La filiale d'annuaires de France Télécom a lancé un avertissement sur ses résultats 2006, du fait des difficultés rencontrées avec son 118 008. Le tout alors que l'opérateur télécom voit les prétendants à la reprise de Pages Jaunes se désister les uns après les autres.
L’éditeur historique du bottin a déçu vendredi au vu de la présentation de ses résultats semestriels mitigés. Car, en dépit d’une croissance de 9,5% de ses profits (131,5 millions) et d’une autre, de 6,4% de son chiffre d’affaires (512 millions d’euros) portée par les imprimés (+3,7%) et les services en ligne (+8,9%), le groupe Pages Jaunes a été contraint malgré tout de lancer un avertissement sur son chiffre d'affaires et sa marge brute opérationnelle pour l’ensemble de l’exercice : le premier restera cantonné à une hausse de 6,5% sur l’année au lieu des 6,5% à 8,5% escomptés ; la seconde, elle, est tout simplement revue à la baisse, vraisemblablement aux alentours de 5% et non plus de 7%, le haut de la fourchette initiale. Conséquence immédiate : l’action de l’éditeur d’annuaires dérapait de près de 3,4% à Paris ; ce qui porte désormais à 8,3% son recul sur la semaine.

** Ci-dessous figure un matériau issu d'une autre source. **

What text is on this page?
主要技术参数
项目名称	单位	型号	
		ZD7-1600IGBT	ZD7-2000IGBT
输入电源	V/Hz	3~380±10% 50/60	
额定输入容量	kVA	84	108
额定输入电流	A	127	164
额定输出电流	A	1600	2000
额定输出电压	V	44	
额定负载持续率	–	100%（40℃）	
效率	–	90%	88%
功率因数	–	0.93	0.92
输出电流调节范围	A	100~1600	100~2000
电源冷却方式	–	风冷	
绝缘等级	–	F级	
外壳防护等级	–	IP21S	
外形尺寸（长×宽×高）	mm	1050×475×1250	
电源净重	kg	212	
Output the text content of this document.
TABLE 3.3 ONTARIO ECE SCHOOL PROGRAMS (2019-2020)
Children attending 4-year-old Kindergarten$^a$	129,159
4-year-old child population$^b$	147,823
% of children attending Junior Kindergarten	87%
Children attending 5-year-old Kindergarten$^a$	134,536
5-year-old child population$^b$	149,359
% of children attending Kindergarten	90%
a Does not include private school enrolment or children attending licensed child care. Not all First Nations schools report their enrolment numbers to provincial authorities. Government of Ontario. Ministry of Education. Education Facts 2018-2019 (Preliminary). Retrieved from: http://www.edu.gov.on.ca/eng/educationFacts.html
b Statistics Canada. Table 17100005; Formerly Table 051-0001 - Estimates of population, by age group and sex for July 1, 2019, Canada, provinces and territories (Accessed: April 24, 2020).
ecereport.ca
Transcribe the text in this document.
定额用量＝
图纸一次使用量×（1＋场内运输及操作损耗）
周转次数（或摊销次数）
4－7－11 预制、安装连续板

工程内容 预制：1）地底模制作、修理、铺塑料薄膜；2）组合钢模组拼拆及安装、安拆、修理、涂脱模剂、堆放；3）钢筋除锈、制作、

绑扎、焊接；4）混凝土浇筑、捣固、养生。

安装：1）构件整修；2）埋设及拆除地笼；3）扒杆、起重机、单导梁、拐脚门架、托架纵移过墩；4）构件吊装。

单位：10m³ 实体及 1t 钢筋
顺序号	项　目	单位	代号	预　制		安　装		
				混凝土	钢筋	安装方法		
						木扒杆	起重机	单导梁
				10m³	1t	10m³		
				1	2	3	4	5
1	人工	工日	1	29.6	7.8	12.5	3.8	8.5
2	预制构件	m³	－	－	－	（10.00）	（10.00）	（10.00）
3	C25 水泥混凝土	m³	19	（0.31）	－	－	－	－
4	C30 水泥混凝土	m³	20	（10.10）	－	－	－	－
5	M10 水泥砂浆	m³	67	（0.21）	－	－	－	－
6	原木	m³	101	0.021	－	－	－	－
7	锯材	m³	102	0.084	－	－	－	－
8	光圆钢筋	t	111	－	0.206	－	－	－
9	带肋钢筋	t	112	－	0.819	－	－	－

En fait, le groupe prospère sur son pôle internet, dont le chiffre d'affaires a grimpé de 20% à 133 millions d'euros. Pagesjaunes.fr a ainsi battu un nouveau record d'audience avec 64 millions de visites en juin dernier. Et le nombre d'annonceurs en ligne a suivi, lui aussi, une courbe ascendante prononcée. Par contre, le groupe dirigé par Michel Datchary pâtit sur ses fondamentaux. Et la filiale à 54% de France Télécom d’admettre « l’affaissement des volumes d’appels sur le marché des renseignements » conjugué à l’envolée des « dépenses de publicités » liées au grand basculement dans la foulée de la disparition du 12. Selon le pointage effectué par le directeur général de Pages Jaunes, les appels du nouveau 118 008 ont même sombré de 30 à 45% par rapport à 2004, qui reste la référence en matière de renseignements téléphoniques, une époque où le groupe était encore en situation de monopole. Logique, somme toute, quand on sait qu’après le Big Bang du secteur, on recense pas moins de 28 numéros ad hoc, où chaque nouvel entrant cherche évidemment à imposer sa marque à grands coups de plans médias. France Télécom par exemple a consacré 80% de son budget publicitaire pour imposer son nouveau numéro (45 millions d'euros), alors que le business de ce dernier ne représente qu’1% de son chiffre d’affaires. Cette profusion a semble-t-il eu aussi un effet globalement dissuasif sur les « clients », puisque d’après les premières estimations, 30% des particuliers auraient renoncé purement et simplement à appeler les renseignements. L’Arcep dévoilera ses premières audiences du segment à l’automne.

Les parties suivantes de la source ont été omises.